How to Motivate the Opposite Sex
We already talked about how Martians (Men) and Venesians (Women) used to live on different planets and have completely different lifestyles. Well, for Venesians, their way of life was: “I give so you can win.” Martians had a completely different mentality – “I want to win, and I don’t care if you lose.”
When a man is in love, his selfish way of thinking changes, and he is motivated to be the best he can in order to serve others. Given the oppurtunity to prove his potential, he expresses his best self. Only when he feels he cannot succeed does he regress back to his old, selfish ways.
When a man doesn’t feel that he is making a positive difference in someone else’s life, it’s hard for him to care about his life and relationships. He has to feel needed to be motivated. Not being needed is a slow death for a man.

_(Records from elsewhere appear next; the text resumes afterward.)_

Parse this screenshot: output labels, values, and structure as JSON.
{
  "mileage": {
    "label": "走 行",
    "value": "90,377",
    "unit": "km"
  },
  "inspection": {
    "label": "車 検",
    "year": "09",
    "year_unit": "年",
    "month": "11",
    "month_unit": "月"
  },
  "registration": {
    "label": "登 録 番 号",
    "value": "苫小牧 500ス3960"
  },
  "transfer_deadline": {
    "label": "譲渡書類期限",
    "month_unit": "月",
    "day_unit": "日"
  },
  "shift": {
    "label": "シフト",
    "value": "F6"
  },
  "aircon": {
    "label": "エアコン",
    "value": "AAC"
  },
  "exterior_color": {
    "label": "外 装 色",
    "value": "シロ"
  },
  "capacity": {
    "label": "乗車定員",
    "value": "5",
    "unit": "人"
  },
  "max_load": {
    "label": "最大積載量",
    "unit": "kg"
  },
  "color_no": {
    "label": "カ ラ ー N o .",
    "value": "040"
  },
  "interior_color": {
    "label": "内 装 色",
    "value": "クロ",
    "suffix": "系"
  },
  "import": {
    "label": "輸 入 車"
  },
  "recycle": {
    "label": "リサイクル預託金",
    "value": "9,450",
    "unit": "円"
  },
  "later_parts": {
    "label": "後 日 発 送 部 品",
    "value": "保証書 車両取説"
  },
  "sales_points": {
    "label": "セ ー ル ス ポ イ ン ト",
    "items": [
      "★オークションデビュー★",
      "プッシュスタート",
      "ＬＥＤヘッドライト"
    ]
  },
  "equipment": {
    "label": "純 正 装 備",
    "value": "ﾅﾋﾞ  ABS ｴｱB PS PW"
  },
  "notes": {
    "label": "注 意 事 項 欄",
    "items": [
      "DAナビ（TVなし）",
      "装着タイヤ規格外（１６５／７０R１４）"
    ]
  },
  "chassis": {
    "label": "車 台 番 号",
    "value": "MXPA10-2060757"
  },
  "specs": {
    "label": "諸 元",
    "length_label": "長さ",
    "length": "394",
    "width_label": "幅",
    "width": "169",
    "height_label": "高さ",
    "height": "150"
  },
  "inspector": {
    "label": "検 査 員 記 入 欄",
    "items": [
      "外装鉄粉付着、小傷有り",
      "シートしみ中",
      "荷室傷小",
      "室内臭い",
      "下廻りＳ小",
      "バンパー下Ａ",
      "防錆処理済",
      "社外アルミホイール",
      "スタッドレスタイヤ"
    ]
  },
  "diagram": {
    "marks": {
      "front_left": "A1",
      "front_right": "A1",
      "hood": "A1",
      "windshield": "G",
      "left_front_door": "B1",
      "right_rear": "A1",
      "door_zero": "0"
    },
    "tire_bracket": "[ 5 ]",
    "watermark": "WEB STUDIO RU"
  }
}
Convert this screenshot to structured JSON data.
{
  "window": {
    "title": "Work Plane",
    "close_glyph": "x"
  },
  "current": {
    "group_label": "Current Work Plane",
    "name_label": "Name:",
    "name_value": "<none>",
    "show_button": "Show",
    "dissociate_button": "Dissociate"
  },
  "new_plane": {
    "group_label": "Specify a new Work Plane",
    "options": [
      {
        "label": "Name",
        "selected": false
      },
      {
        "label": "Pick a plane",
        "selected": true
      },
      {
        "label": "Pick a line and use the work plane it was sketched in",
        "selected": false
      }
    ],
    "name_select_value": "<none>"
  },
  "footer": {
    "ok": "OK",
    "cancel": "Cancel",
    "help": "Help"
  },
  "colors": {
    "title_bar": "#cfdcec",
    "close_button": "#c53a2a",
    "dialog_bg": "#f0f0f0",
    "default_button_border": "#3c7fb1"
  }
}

Women, by nature, are very giving. When they are with a man, they are happy to have someone taking care of them for a change. Basically, men want to love and take care of someone and women want to be loved and taken care of. It works out so perfectly, subhaanAllah 🙂
As a man matures, he learns that he may be giving up himself, but his major change is becoming more aware of how he can succeed in giving. Likewise, as a woman matures, although she learns new strategies for giving, her major changes tend to be learning to set limits in order to receive what she wants.
Giving up Blame
When a woman gives too much, she begins to blame her partner (who is usually oblivious to the situation). Similarly, when a man finds his partner being negative or unreceptive, he begins to blame his partner. Either way, blaming doesn’t help.
When this situation occurs, instead of blaming his female partner for being resentful, a man can be compassionate and offer his support even if she doesn’t ask for it, listen to her even if at first it sounds like blame, and help her to trust and open up to him by doing little things for her to show that he cares.
A woman can show her husband she loves him by forgiving her partner’s imperfections, espcioally when he disappoints her, trust that he wants to give more when he doesn’t offer support, and encourage to give more by appreciating what he does give and continuing to ask for his support.
3 Steps for Healing a Relationship
- Responsibility: accept responsibility for your share of the down spiral. My mom always says that you can only clap with two hands (it sounds better in Urdu.) That basically means it’s not just one person’s fault 😀
- Practice: Know that you’ll both make mistakes. That’s why it’s called practice 😉
Don’t except your man to know what you want and need. They’re not very good at picking up things or knowing them intuitively. Expecting them to know and holding them responsible for it is unrealistic. They’re just not wired that way.
Learning to Receive
Setting limits and receiving are scary for women because they are afraid of rejection, judgment and abandonment. Those things are all very painful for a woman – twofold – because deep in their unconscious, women hold the incorrect belief that they are unworthy of receiving more. This belief was reinforced in childhood, every time she had to suppress her feelings, needs or wishes. (This, by the way, I believe is one of the sick foundations that I hate about desi culture).
Depending on others puts you in a vulnerable position. It’s not easy for a woman to be ignored, forgotten or dismissed, because it reaffirms the incorrect belief that she is not worthy.
It is important, though, to make a distinction between “needing” and “neediness.” “Needing” is openly reaching out for support from a man in a trusting manner, assuming that he will do his best. “Neediness” is desperately needing support because you don’t trust that you will get it. It pushes men away and makes them feel rejected and unappreciated. So I guess the difference is all about trust 🙂
Women need to realize that to have a better relationship, they don’t have to give more. Their partner will give more if they give less. They may not way up and change right away, but awareness is the first step. Setting boundaries is what is important for a woman.
Learning to Give
A man’s biggest fear is that he is not god enough or that he is incompetent. He appears most uncaring when he is afraid.
When a man gives, he risks failure, correction and disapproval. Just like women believe that they don’t deserve to be loved, deep inside, man holds the iccorect belief that he is not good enough. Ironically, the more a man cares, the more he fears failurs, the less he gives.
The first step for a man to learn to give is to realize it’s ok to make mistakes.
It’s ok to fail. He doesn’t have all the answers.
For men, when women complain or are unhappy, they feel like failures. Many women don’t realize how much men need love too. Love helps a man know that he is enough to fulfill others. Let your man know when he’s taking good care of you and that you trust and appreciate him.